Interessant ist das Sammelsurium an Praktiken und unerwarteten Einrichtungen sicher, aber auch irgendwie ziellos. Seidl vermeidet es, die porträtierten Menschen in irgendeiner Form direkt zu kommentieren, lässt lieber die Bilder für sich sprechen. Und die sind recht eindeutig: Wenn eine Frau sich für misshandelte Frauen einsetzt, sich im nächsten Moment aber den Hintern mit einer Peitsche versohlen lässt, braucht es nicht sonderlich viel Fantasie, um erraten zu können, was im Kopf des österreichischen Regisseurs vor sich ging. Ein neutraler Beobachter ist er zudem ohnehin nicht: Dass die Szenen mit der Babypuppe gestellt sind, ist inzwischen bekannt, die Grenze zwischen Dokumentation und Spielfilm ist wie auch schon bei seinen letzten Filmen sehr durchlässig. Und wenn Seidl sich zum Schluss so gar nicht mehr von den diversen seltsamen Sex- und Erniedrigungspraktiken lösen mag, haben wir längst die Niederungen eines recht billigen Voyeurismus erreicht.
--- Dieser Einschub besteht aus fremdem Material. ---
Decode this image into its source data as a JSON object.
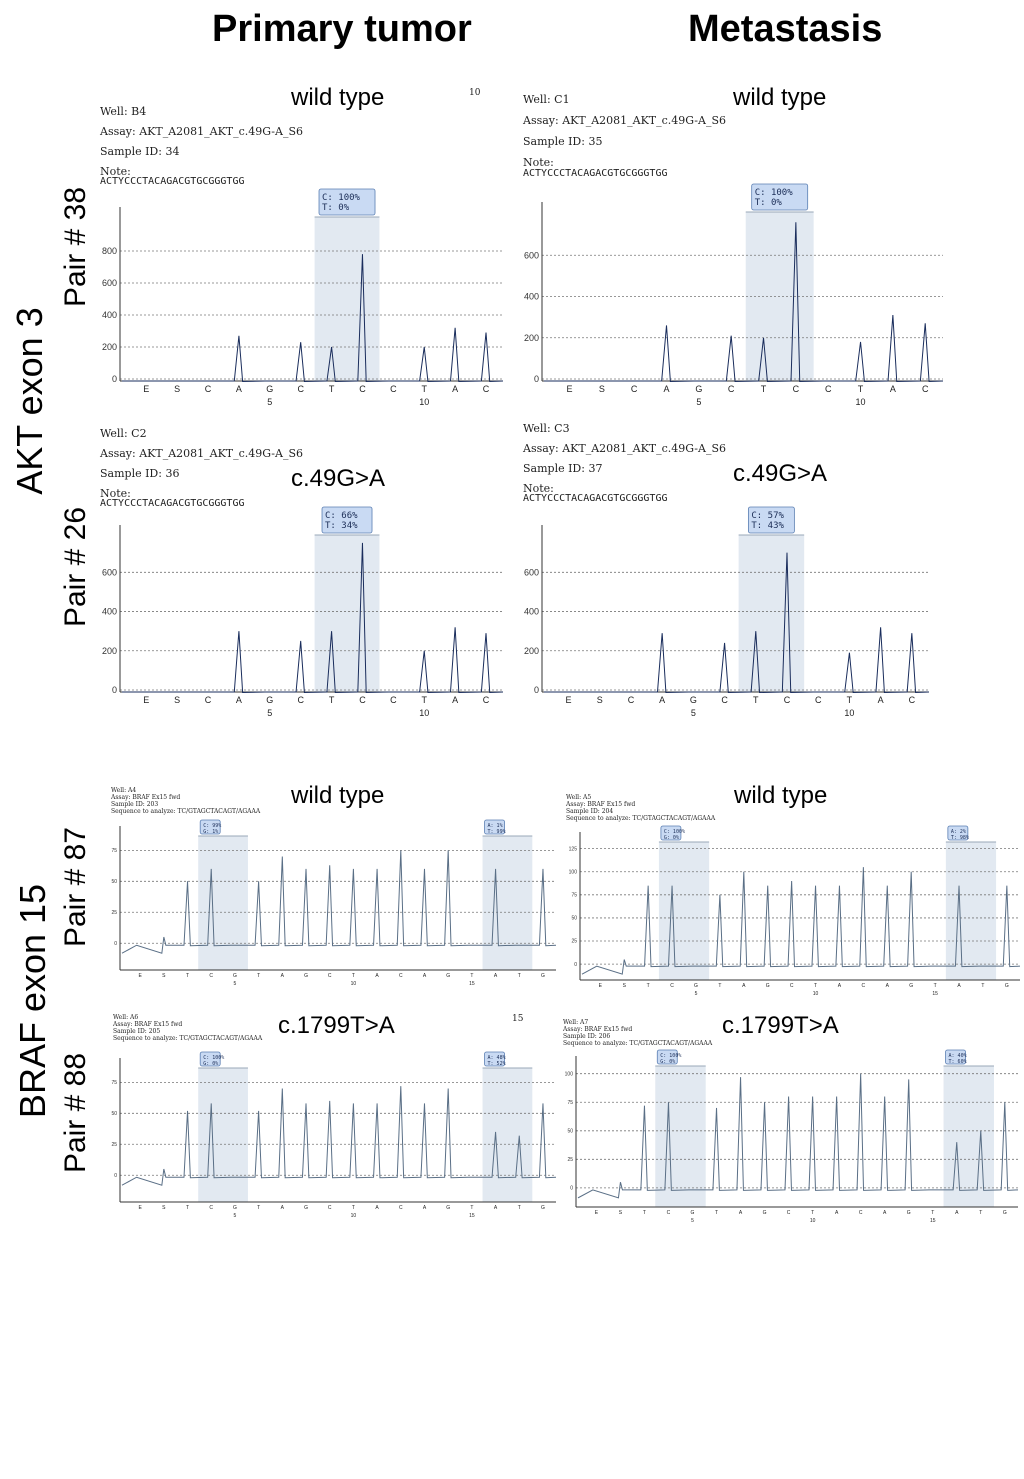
{
  "headers": {
    "primary": "Primary tumor",
    "metastasis": "Metastasis"
  },
  "genes": {
    "akt": "AKT exon 3",
    "braf": "BRAF exon 15"
  },
  "pairs": {
    "p38": "Pair # 38",
    "p26": "Pair # 26",
    "p87": "Pair # 87",
    "p88": "Pair # 88"
  },
  "chart_data": [
    {
      "type": "line",
      "status": "wild type",
      "well": "Well: B4",
      "assay": "Assay: AKT_A2081_AKT_c.49G-A_S6",
      "sample": "Sample ID: 34",
      "note": "Note:",
      "sequence": "ACTYCCCTACAGACGTGCGGGTGG",
      "corner": "10",
      "call": [
        "C: 100%",
        "T: 0%"
      ],
      "ylim": [
        0,
        1000
      ],
      "yticks": [
        0,
        200,
        400,
        600,
        800
      ],
      "dispensation": [
        "E",
        "S",
        "C",
        "A",
        "G",
        "C",
        "T",
        "C",
        "C",
        "T",
        "A",
        "C"
      ],
      "xnums": {
        "5": "5",
        "10": "10"
      },
      "peaks": [
        0,
        0,
        0,
        270,
        0,
        230,
        200,
        780,
        0,
        200,
        320,
        290
      ],
      "highlight": [
        6,
        7
      ]
    },
    {
      "type": "line",
      "status": "wild type",
      "well": "Well: C1",
      "assay": "Assay: AKT_A2081_AKT_c.49G-A_S6",
      "sample": "Sample ID: 35",
      "note": "Note:",
      "sequence": "ACTYCCCTACAGACGTGCGGGTGG",
      "call": [
        "C: 100%",
        "T: 0%"
      ],
      "ylim": [
        0,
        800
      ],
      "yticks": [
        0,
        200,
        400,
        600
      ],
      "dispensation": [
        "E",
        "S",
        "C",
        "A",
        "G",
        "C",
        "T",
        "C",
        "C",
        "T",
        "A",
        "C"
      ],
      "xnums": {
        "5": "5",
        "10": "10"
      },
      "peaks": [
        0,
        0,
        0,
        260,
        0,
        210,
        200,
        760,
        0,
        180,
        310,
        270
      ],
      "highlight": [
        6,
        7
      ]
    },
    {
      "type": "line",
      "status": "c.49G>A",
      "well": "Well: C2",
      "assay": "Assay: AKT_A2081_AKT_c.49G-A_S6",
      "sample": "Sample ID: 36",
      "note": "Note:",
      "sequence": "ACTYCCCTACAGACGTGCGGGTGG",
      "call": [
        "C: 66%",
        "T: 34%"
      ],
      "ylim": [
        0,
        780
      ],
      "yticks": [
        0,
        200,
        400,
        600
      ],
      "dispensation": [
        "E",
        "S",
        "C",
        "A",
        "G",
        "C",
        "T",
        "C",
        "C",
        "T",
        "A",
        "C"
      ],
      "xnums": {
        "5": "5",
        "10": "10"
      },
      "peaks": [
        0,
        0,
        0,
        300,
        0,
        250,
        300,
        750,
        0,
        200,
        320,
        290
      ],
      "highlight": [
        6,
        7
      ]
    },
    {
      "type": "line",
      "status": "c.49G>A",
      "well": "Well: C3",
      "assay": "Assay: AKT_A2081_AKT_c.49G-A_S6",
      "sample": "Sample ID: 37",
      "note": "Note:",
      "sequence": "ACTYCCCTACAGACGTGCGGGTGG",
      "call": [
        "C: 57%",
        "T: 43%"
      ],
      "ylim": [
        0,
        780
      ],
      "yticks": [
        0,
        200,
        400,
        600
      ],
      "dispensation": [
        "E",
        "S",
        "C",
        "A",
        "G",
        "C",
        "T",
        "C",
        "C",
        "T",
        "A",
        "C"
      ],
      "xnums": {
        "5": "5",
        "10": "10"
      },
      "peaks": [
        0,
        0,
        0,
        290,
        0,
        240,
        300,
        700,
        0,
        190,
        320,
        290
      ],
      "highlight": [
        6,
        7
      ]
    },
    {
      "type": "line",
      "status": "wild type",
      "well": "Well: A4",
      "assay": "Assay: BRAF Ex15 fwd",
      "sample": "Sample ID: 203",
      "note": "Sequence to analyze: TC/GTAGCTACAGT/AGAAA",
      "call": [
        "C: 99%",
        "G: 1%"
      ],
      "call2": [
        "A: 1%",
        "T: 99%"
      ],
      "ylim": [
        -20,
        85
      ],
      "yticks": [
        0,
        25,
        50,
        75
      ],
      "dispensation": [
        "E",
        "S",
        "T",
        "C",
        "G",
        "T",
        "A",
        "G",
        "C",
        "T",
        "A",
        "C",
        "A",
        "G",
        "T",
        "A",
        "T",
        "G"
      ],
      "xnums": {
        "5": "5",
        "10": "10",
        "15": "15"
      },
      "peaks": [
        0,
        5,
        50,
        60,
        0,
        50,
        70,
        60,
        63,
        60,
        60,
        75,
        60,
        75,
        0,
        60,
        0,
        60
      ],
      "highlight": [
        3,
        4
      ],
      "highlight2": [
        15,
        16
      ]
    },
    {
      "type": "line",
      "status": "wild type",
      "well": "Well: A5",
      "assay": "Assay: BRAF Ex15 fwd",
      "sample": "Sample ID: 204",
      "note": "Sequence to analyze: TC/GTAGCTACAGT/AGAAA",
      "call": [
        "C: 100%",
        "G: 0%"
      ],
      "call2": [
        "A: 2%",
        "T: 98%"
      ],
      "ylim": [
        -15,
        130
      ],
      "yticks": [
        0,
        25,
        50,
        75,
        100,
        125
      ],
      "dispensation": [
        "E",
        "S",
        "T",
        "C",
        "G",
        "T",
        "A",
        "G",
        "C",
        "T",
        "A",
        "C",
        "A",
        "G",
        "T",
        "A",
        "T",
        "G"
      ],
      "xnums": {
        "5": "5",
        "10": "10",
        "15": "15"
      },
      "peaks": [
        0,
        5,
        85,
        85,
        0,
        75,
        100,
        85,
        90,
        85,
        85,
        105,
        85,
        100,
        0,
        85,
        0,
        85
      ],
      "highlight": [
        3,
        4
      ],
      "highlight2": [
        15,
        16
      ]
    },
    {
      "type": "line",
      "status": "c.1799T>A",
      "well": "Well: A6",
      "assay": "Assay: BRAF Ex15 fwd",
      "sample": "Sample ID: 205",
      "note": "Sequence to analyze: TC/GTAGCTACAGT/AGAAA",
      "corner": "15",
      "call": [
        "C: 100%",
        "G: 0%"
      ],
      "call2": [
        "A: 48%",
        "T: 52%"
      ],
      "ylim": [
        -20,
        85
      ],
      "yticks": [
        0,
        25,
        50,
        75
      ],
      "dispensation": [
        "E",
        "S",
        "T",
        "C",
        "G",
        "T",
        "A",
        "G",
        "C",
        "T",
        "A",
        "C",
        "A",
        "G",
        "T",
        "A",
        "T",
        "G"
      ],
      "xnums": {
        "5": "5",
        "10": "10",
        "15": "15"
      },
      "peaks": [
        0,
        5,
        52,
        58,
        0,
        52,
        70,
        58,
        60,
        58,
        58,
        72,
        58,
        70,
        0,
        35,
        32,
        58
      ],
      "highlight": [
        3,
        4
      ],
      "highlight2": [
        15,
        16
      ]
    },
    {
      "type": "line",
      "status": "c.1799T>A",
      "well": "Well: A7",
      "assay": "Assay: BRAF Ex15 fwd",
      "sample": "Sample ID: 206",
      "note": "Sequence to analyze: TC/GTAGCTACAGT/AGAAA",
      "call": [
        "C: 100%",
        "G: 0%"
      ],
      "call2": [
        "A: 40%",
        "T: 60%"
      ],
      "ylim": [
        -15,
        105
      ],
      "yticks": [
        0,
        25,
        50,
        75,
        100
      ],
      "dispensation": [
        "E",
        "S",
        "T",
        "C",
        "G",
        "T",
        "A",
        "G",
        "C",
        "T",
        "A",
        "C",
        "A",
        "G",
        "T",
        "A",
        "T",
        "G"
      ],
      "xnums": {
        "5": "5",
        "10": "10",
        "15": "15"
      },
      "peaks": [
        0,
        5,
        72,
        75,
        0,
        70,
        97,
        75,
        80,
        80,
        80,
        100,
        80,
        95,
        0,
        40,
        50,
        75
      ],
      "highlight": [
        3,
        4
      ],
      "highlight2": [
        15,
        16
      ]
    }
  ]
}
Dass Im Keller nicht „echt“ wirkt, liegt aber auch in der Hand und Weise, wie Seidl seine Anekdoten präsentiert. Die Kamera bleibt in jeder Einstellung starr, wenn es innerhalb einer Geschichte zu Wechseln kommt, dann durch Schnitte. Eine authentische Reportage kann und will der Film daher auch gar nicht sein, ähnelt vielmehr einer Theaterinszenierung oder auch einem Gemälde. Dazu passt, dass die Protagonisten oft stumm und regungslos dastehen, mit dem festen Blick auf die Kamera gerichtet. Das sieht am Ende so aus, als hätte man ein Familienalbum aufgeschlagen und alte Fotos gefunden, wie sie sonst nur ein Porträtfotograf anfertigt. Und ein bisschen ist es ja auch so, als wäre man auf einen Kaffee und Kuchen zu Verwandten gefahren und lauschte ihnen, während sie so freimütig und völlig ohne Scham aus dem Nähkästchen plaudern. Einen wirklichen Erkenntnisgewinn wird man daraus eher nicht ziehen, Im Keller will unterhaltsam sein und nicht lehrreich. Und zumindest das ist Seidl über weite Strecken auch gelungen.